Chef-d’œuvre du film noir, La Griffe du passé en constitue sans
doute un des plus grands sommets, au côté de trois ou quatre autre films (de
Wilder, Preminger ou Aldrich).
Parfait film noir, on retrouve,
magnifiés, tous les ingrédients typiques du genre : un héros qui subit
l’action, avec un fatalisme conscient qui renforce l’impression d’étouffement
et de tragique, une femme fatale, un univers de corruption et de dépravation,
une machination qui échappe au héros, quand bien même il sent qu’il est pris
dans un piège.
L’atmosphère étouffe peu à peu Jeff,
qui sait bien qu’il ne peut échapper à son passé, tourner la page et commencer
réellement une autre vie.
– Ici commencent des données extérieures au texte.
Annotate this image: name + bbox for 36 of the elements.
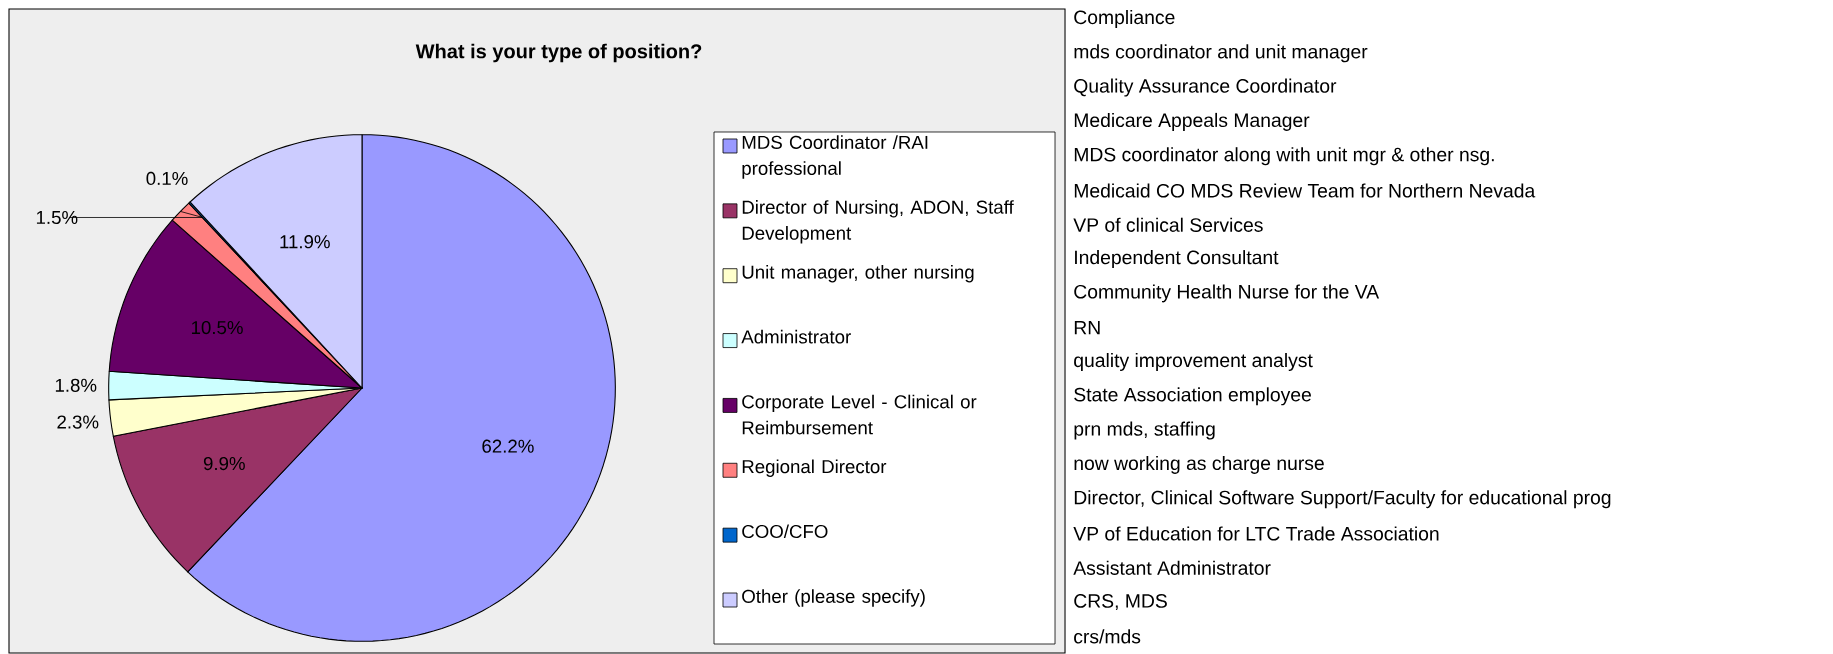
legend-label: Other (please specify) (742, 589, 925, 607)
data-label: 1.8% (55, 378, 97, 392)
legend-label: Unit manager, other nursing (742, 264, 974, 283)
text: State Association employee (1074, 387, 1311, 406)
text: quality improvement analyst (1074, 352, 1313, 372)
data-label: 0.1% (146, 171, 188, 186)
chart-title: What is your type of position? (415, 43, 702, 63)
text: VP of clinical Services (1073, 217, 1263, 232)
data-label: 9.9% (203, 456, 245, 471)
text: Medicare Appeals Manager (1074, 112, 1310, 131)
text: Compliance (1074, 9, 1175, 29)
data-label: 10.5% (191, 320, 243, 335)
text: RN (1074, 321, 1100, 335)
text: now working as charge nurse (1074, 455, 1324, 474)
legend-label: Administrator (741, 329, 851, 344)
legend-label: Director of Nursing, ADON, Staff Development (742, 200, 1014, 244)
text: mds coordinator and unit manager (1074, 44, 1368, 63)
text: Medicaid CO MDS Review Team for Northern Nevada (1074, 183, 1536, 198)
legend-label: MDS Coordinator /RAI professional (742, 135, 928, 179)
text: Community Health Nurse for the VA (1074, 284, 1380, 303)
legend-label: COO/CFO (742, 524, 828, 539)
data-label: 2.3% (57, 415, 99, 429)
text: MDS coordinator along with unit mgr & other nsg. (1074, 147, 1494, 166)
text: VP of Education for LTC Trade Association (1073, 526, 1439, 541)
data-label: 11.9% (280, 235, 330, 249)
legend-label: Corporate Level - Clinical or Reimbursement (742, 394, 977, 435)
data-label: 62.2% (482, 439, 534, 453)
text: Quality Assurance Coordinator (1074, 78, 1337, 97)
legend-label: Regional Director (742, 459, 887, 477)
text: prn mds, staffing (1074, 421, 1215, 440)
text: Director, Clinical Software Support/Faculty for educational prog (1074, 490, 1611, 509)
text: Assistant Administrator (1073, 560, 1271, 575)
text: CRS, MDS (1074, 594, 1167, 611)
text: crs/mds (1074, 629, 1141, 644)
text: Independent Consultant (1075, 250, 1279, 269)
data-label: 1.5% (36, 210, 78, 225)
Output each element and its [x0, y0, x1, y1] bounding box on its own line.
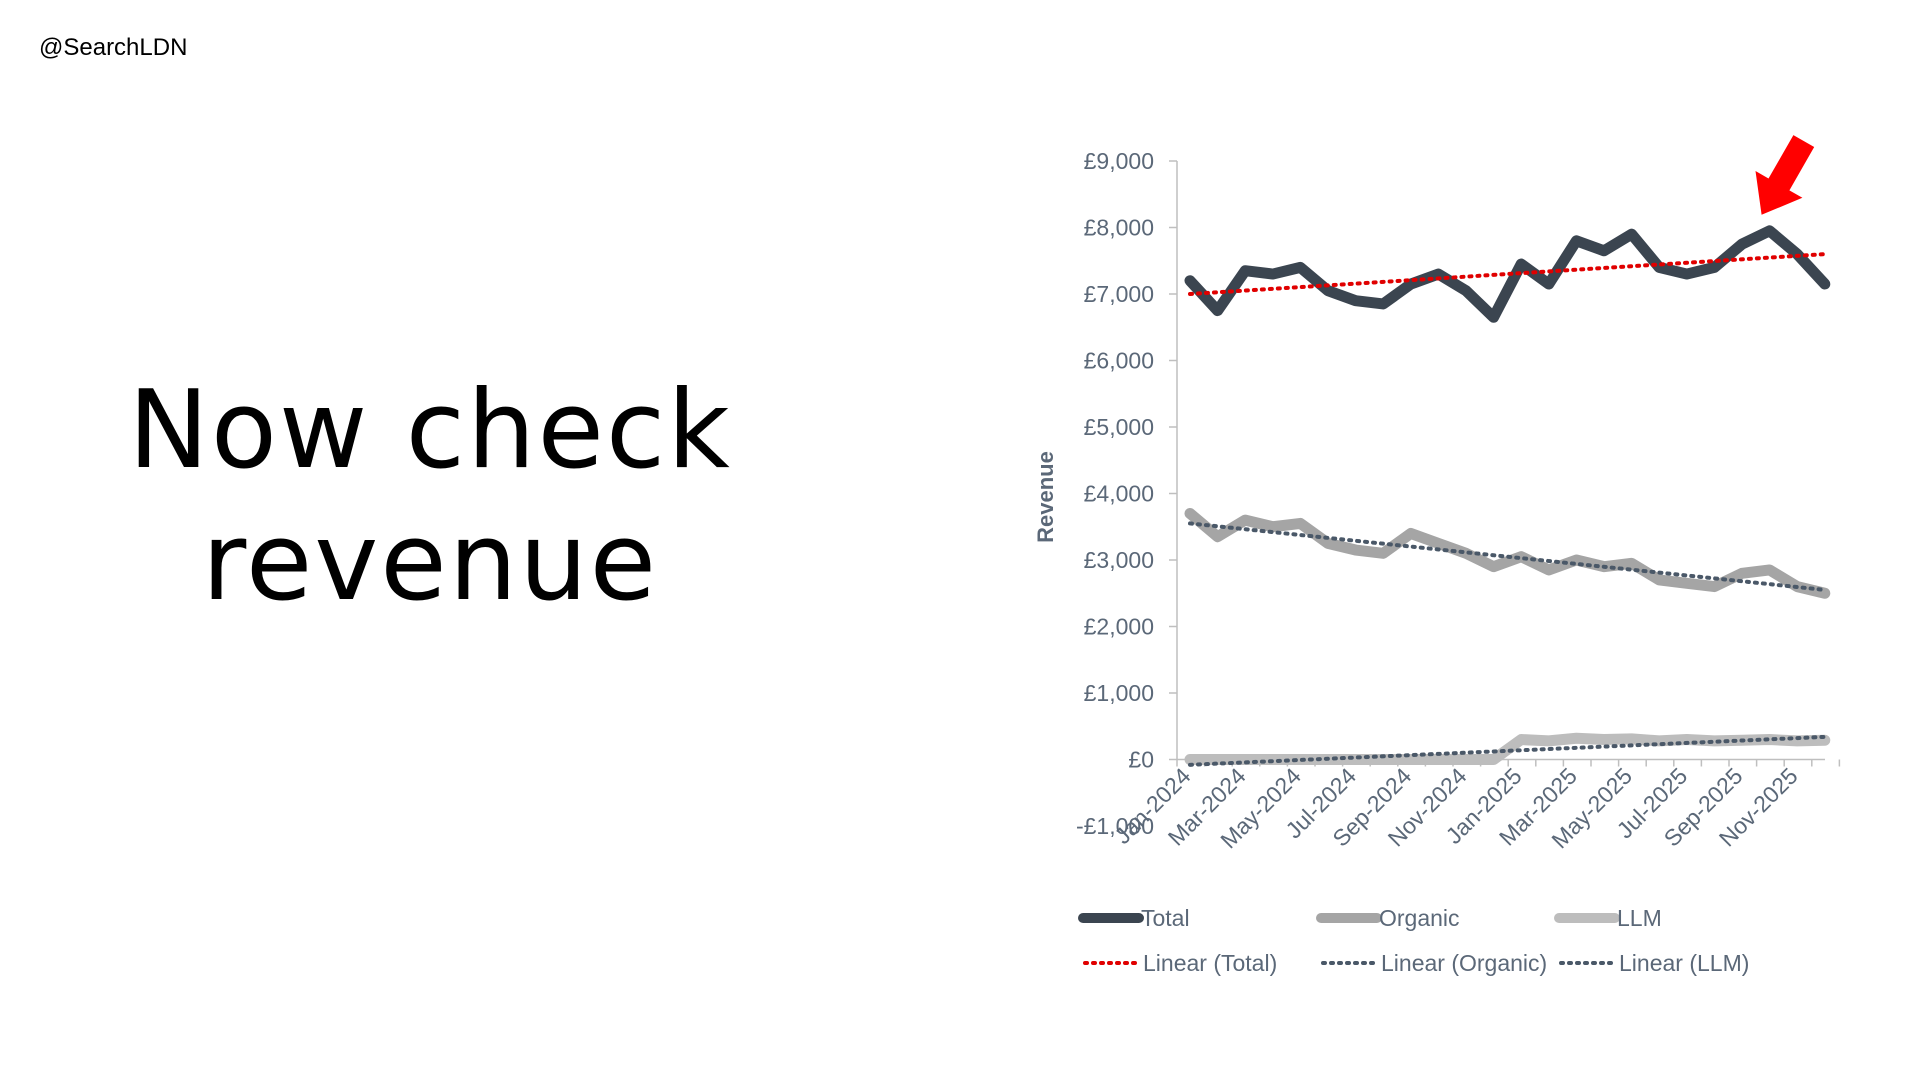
legend-label-trendline: Linear (LLM) [1619, 950, 1749, 976]
trendline-linear-total [1188, 252, 1827, 296]
trendline-linear-llm [1188, 734, 1827, 767]
red-arrow-shape [1755, 135, 1815, 215]
y-tick-label: £1,000 [1084, 680, 1154, 706]
y-tick-label: £6,000 [1084, 348, 1154, 374]
legend-label-total: Total [1141, 905, 1190, 931]
y-tick-label: £9,000 [1084, 148, 1154, 174]
series-line-total [1184, 225, 1831, 323]
headline-line-1: Now check [128, 368, 732, 493]
red-arrow-icon [1755, 135, 1815, 215]
y-axis-title: Revenue [1033, 451, 1058, 543]
y-tick-label: -£1,000 [1076, 813, 1154, 839]
y-tick-label: £0 [1128, 747, 1154, 773]
y-tick-label: £3,000 [1084, 547, 1154, 573]
x-axis-ticks: Jan-2024Mar-2024May-2024Jul-2024Sep-2024… [1109, 759, 1841, 853]
trendline-layer [1188, 252, 1827, 767]
twitter-handle: @SearchLDN [39, 34, 188, 61]
slide-headline: Now check revenue [110, 365, 750, 629]
series-line-organic [1184, 507, 1831, 599]
y-axis-ticks: -£1,000 £0 £1,000 £2,000 £3,000 £4,000 £5,000 £… [1076, 148, 1177, 839]
series-layer [1184, 225, 1831, 765]
y-tick-label: £5,000 [1084, 414, 1154, 440]
legend-label-organic: Organic [1379, 905, 1460, 931]
chart-legend: Total Organic LLM Linear (Total) Linear (Org… [1078, 905, 1749, 976]
y-tick-label: £8,000 [1084, 215, 1154, 241]
headline-line-2: revenue [201, 500, 659, 625]
trendline-linear-organic [1188, 521, 1827, 592]
legend-label-trendline: Linear (Total) [1143, 950, 1277, 976]
y-tick-label: £4,000 [1084, 481, 1154, 507]
y-tick-label: £7,000 [1084, 281, 1154, 307]
y-tick-label: £2,000 [1084, 614, 1154, 640]
series-line-llm [1184, 732, 1831, 765]
legend-label-llm: LLM [1617, 905, 1662, 931]
legend-label-trendline: Linear (Organic) [1381, 950, 1547, 976]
Et s’il a pleinement conscience du piège qui lui est
tendu, il ne cherche pas à y échapper, sentant, confusément, irrépressiblement,
la fin tragique.
Comme toujours, Tourneur reste très
sobre, son noir et blanc envahit l’image, il distille une atmosphère plus qu’il
ne montre franchement les choses. Et, malgré cette tension pesant sur les épaules de Jeff,
malgré les rires inquiétants de Whit Stelring (Kirk Douglas), malgré cette
sensation d’inéluctabilité sinistre, il ressort de ce film une pureté directe et
parfaite.
L’interprétation
est hors de pair : le flegme naturel de Robert Mitchum est au cœur du fatalisme
qui imprègne le film. Son jeu laconique s’oppose parfaitement à celui, beaucoup
plus expressionniste, de Kirk Douglas, terriblement inquiétant derrière son
apparente jovialité. Et Jane Greer est une femme fatale parfaite, extraordinaire
incarnation de ce personnage type – et légendaire – du cinéma hollywoodien.